Updated from 8:44 a.m. EDT
Morgan Stanley (MWD) kept the streak of good earnings reports alive on Wall Street firms Wednesday, reporting higher third-quarter profits before a previously announced charge in its airline-leasing business.
In the quarter, the big Wall Street investment bank earned $144 million, or 13 cents a share, compared to $837 million, or 76 cents a share. Earnings were depressed by the $1 billion after-tax charge stemming from Morgan Stanley's decision last month to exit the trouble aircraft-leasing business.

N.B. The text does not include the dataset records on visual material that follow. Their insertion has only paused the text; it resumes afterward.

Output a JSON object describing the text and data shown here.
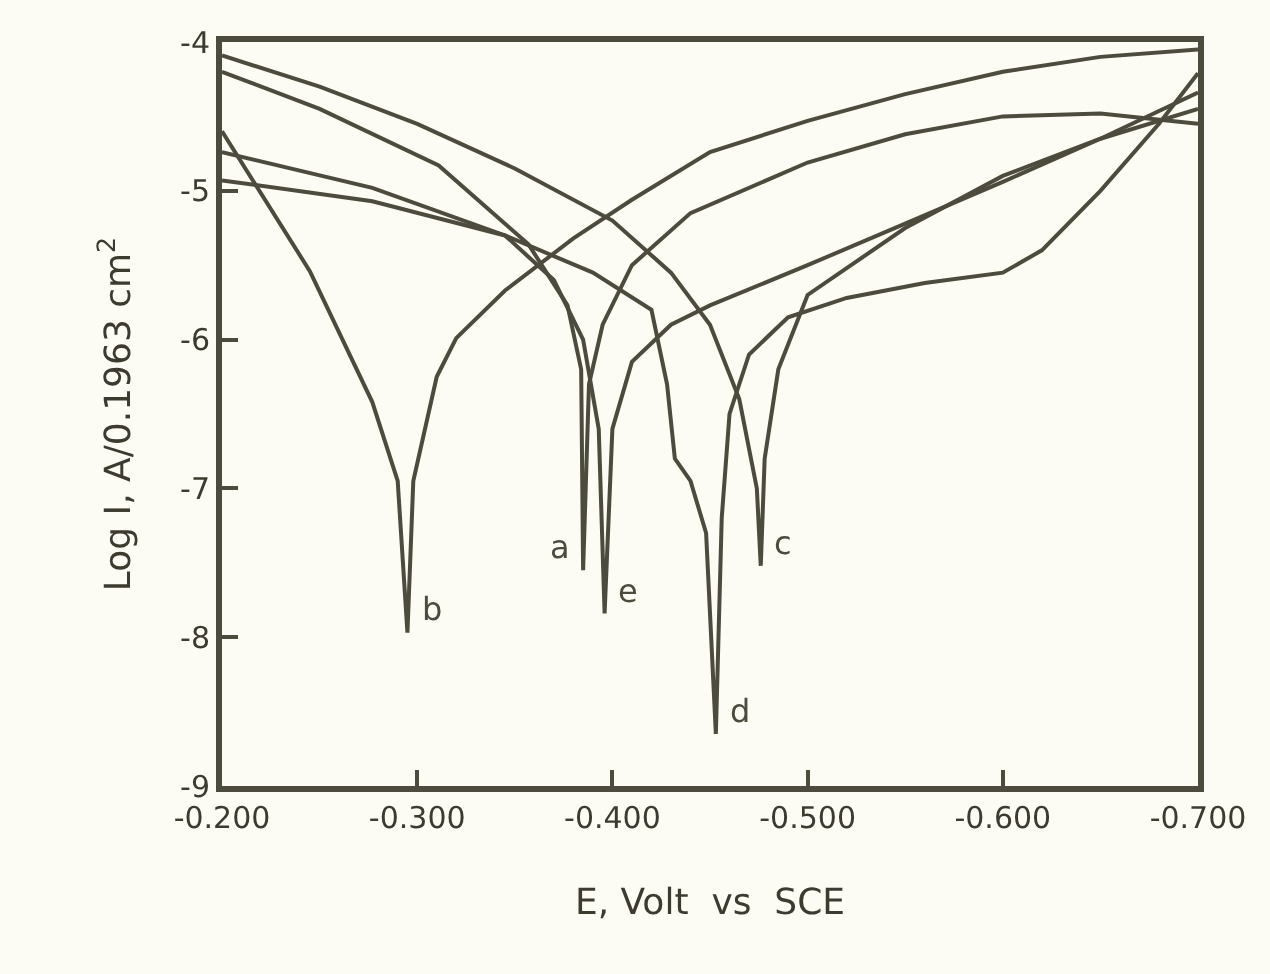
{
  "chart_data": {
    "type": "line",
    "xlabel": "E, Volt  vs  SCE",
    "ylabel": "Log I, A/0.1963 cm$^{2}$",
    "xlim": [
      -0.2,
      -0.7
    ],
    "ylim": [
      -9,
      -4
    ],
    "xticks": [
      {
        "value": -0.2,
        "label": "-0.200"
      },
      {
        "value": -0.3,
        "label": "-0.300"
      },
      {
        "value": -0.4,
        "label": "-0.400"
      },
      {
        "value": -0.5,
        "label": "-0.500"
      },
      {
        "value": -0.6,
        "label": "-0.600"
      },
      {
        "value": -0.7,
        "label": "-0.700"
      }
    ],
    "yticks": [
      -4,
      -5,
      -6,
      -7,
      -8,
      -9
    ],
    "grid": false,
    "legend": false,
    "marker": "none",
    "line_style": "solid",
    "series": [
      {
        "name": "a",
        "color": "#4d4a3e",
        "x": [
          -0.2,
          -0.25,
          -0.311,
          -0.357,
          -0.377,
          -0.384,
          -0.385,
          -0.388,
          -0.395,
          -0.41,
          -0.44,
          -0.5,
          -0.55,
          -0.6,
          -0.65,
          -0.7
        ],
        "values": [
          -4.2,
          -4.45,
          -4.83,
          -5.36,
          -5.77,
          -6.2,
          -7.55,
          -6.3,
          -5.9,
          -5.5,
          -5.15,
          -4.81,
          -4.62,
          -4.5,
          -4.48,
          -4.55
        ]
      },
      {
        "name": "b",
        "color": "#4d4a3e",
        "x": [
          -0.2,
          -0.245,
          -0.277,
          -0.29,
          -0.295,
          -0.298,
          -0.31,
          -0.32,
          -0.345,
          -0.38,
          -0.41,
          -0.45,
          -0.5,
          -0.55,
          -0.6,
          -0.65,
          -0.7
        ],
        "values": [
          -4.6,
          -5.54,
          -6.42,
          -6.95,
          -7.97,
          -6.95,
          -6.25,
          -5.99,
          -5.67,
          -5.32,
          -5.06,
          -4.74,
          -4.53,
          -4.35,
          -4.2,
          -4.1,
          -4.05
        ]
      },
      {
        "name": "c",
        "color": "#4d4a3e",
        "x": [
          -0.2,
          -0.25,
          -0.3,
          -0.35,
          -0.4,
          -0.43,
          -0.45,
          -0.465,
          -0.474,
          -0.476,
          -0.478,
          -0.485,
          -0.5,
          -0.55,
          -0.6,
          -0.65,
          -0.7
        ],
        "values": [
          -4.09,
          -4.3,
          -4.55,
          -4.85,
          -5.2,
          -5.55,
          -5.9,
          -6.4,
          -7.0,
          -7.52,
          -6.8,
          -6.2,
          -5.7,
          -5.25,
          -4.9,
          -4.65,
          -4.45
        ]
      },
      {
        "name": "d",
        "color": "#4d4a3e",
        "x": [
          -0.2,
          -0.277,
          -0.345,
          -0.39,
          -0.42,
          -0.428,
          -0.432,
          -0.44,
          -0.448,
          -0.453,
          -0.456,
          -0.46,
          -0.47,
          -0.49,
          -0.52,
          -0.56,
          -0.6,
          -0.62,
          -0.65,
          -0.68,
          -0.7
        ],
        "values": [
          -4.93,
          -5.07,
          -5.3,
          -5.55,
          -5.8,
          -6.3,
          -6.8,
          -6.95,
          -7.3,
          -8.65,
          -7.2,
          -6.5,
          -6.1,
          -5.85,
          -5.72,
          -5.62,
          -5.55,
          -5.4,
          -5.0,
          -4.55,
          -4.21
        ]
      },
      {
        "name": "e",
        "color": "#4d4a3e",
        "x": [
          -0.2,
          -0.277,
          -0.345,
          -0.37,
          -0.385,
          -0.393,
          -0.396,
          -0.4,
          -0.41,
          -0.43,
          -0.45,
          -0.5,
          -0.55,
          -0.6,
          -0.65,
          -0.7
        ],
        "values": [
          -4.74,
          -4.98,
          -5.3,
          -5.6,
          -6.0,
          -6.6,
          -7.84,
          -6.6,
          -6.15,
          -5.9,
          -5.77,
          -5.5,
          -5.22,
          -4.94,
          -4.65,
          -4.34
        ]
      }
    ]
  }
}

The charge marred an otherwise solid quarter for Morgan Stanley, which posted a 29% gain in revenue to $6.9 billion. Even without the charge, however, the quarter was not as good as some of Morgan Stanley's peers.In early afternoon trading, shares of Morgan Stanley were off 46 cents to $51.94. Excluding the item, Morgan Stanley earned $1.17 billion in the quarter, or $1.09 a share. On that basis, the firm exceeded the Thomson Financial consensus estimate of $1.05 a share. Morgan Stanley also surpassed the analyst revenue estimate of $6.26 billion. The quarterly results are the first from Morgan Stanley since John Mack became chairman and CEO, following the tumultuous departure of Phil Purcell. The decision to exit the aircraft leasing business, something that has been a drag on earnings for several quarters, was one of Mack's first big moves since taking over the helm of the firm. The big earnings driver at Morgan Stanley in the quarter was its institutional securities division, which includes the firm's investment bank. Net revenue from the division rose 51% to $4.16 billion. Pacing the advance was the firm's trading desk, which generated $2 billion in revenue, up 63% from a year ago. But traditional lines of investment banking also performed well. Revenue from corporate advisory work rose 25% to $388 million. Underwriting fees rose 27% to $510 million, mostly from underwriting bond deals. Fees from stock offerings were flat, despite an industrywide surge in initial public offerings in the quarter.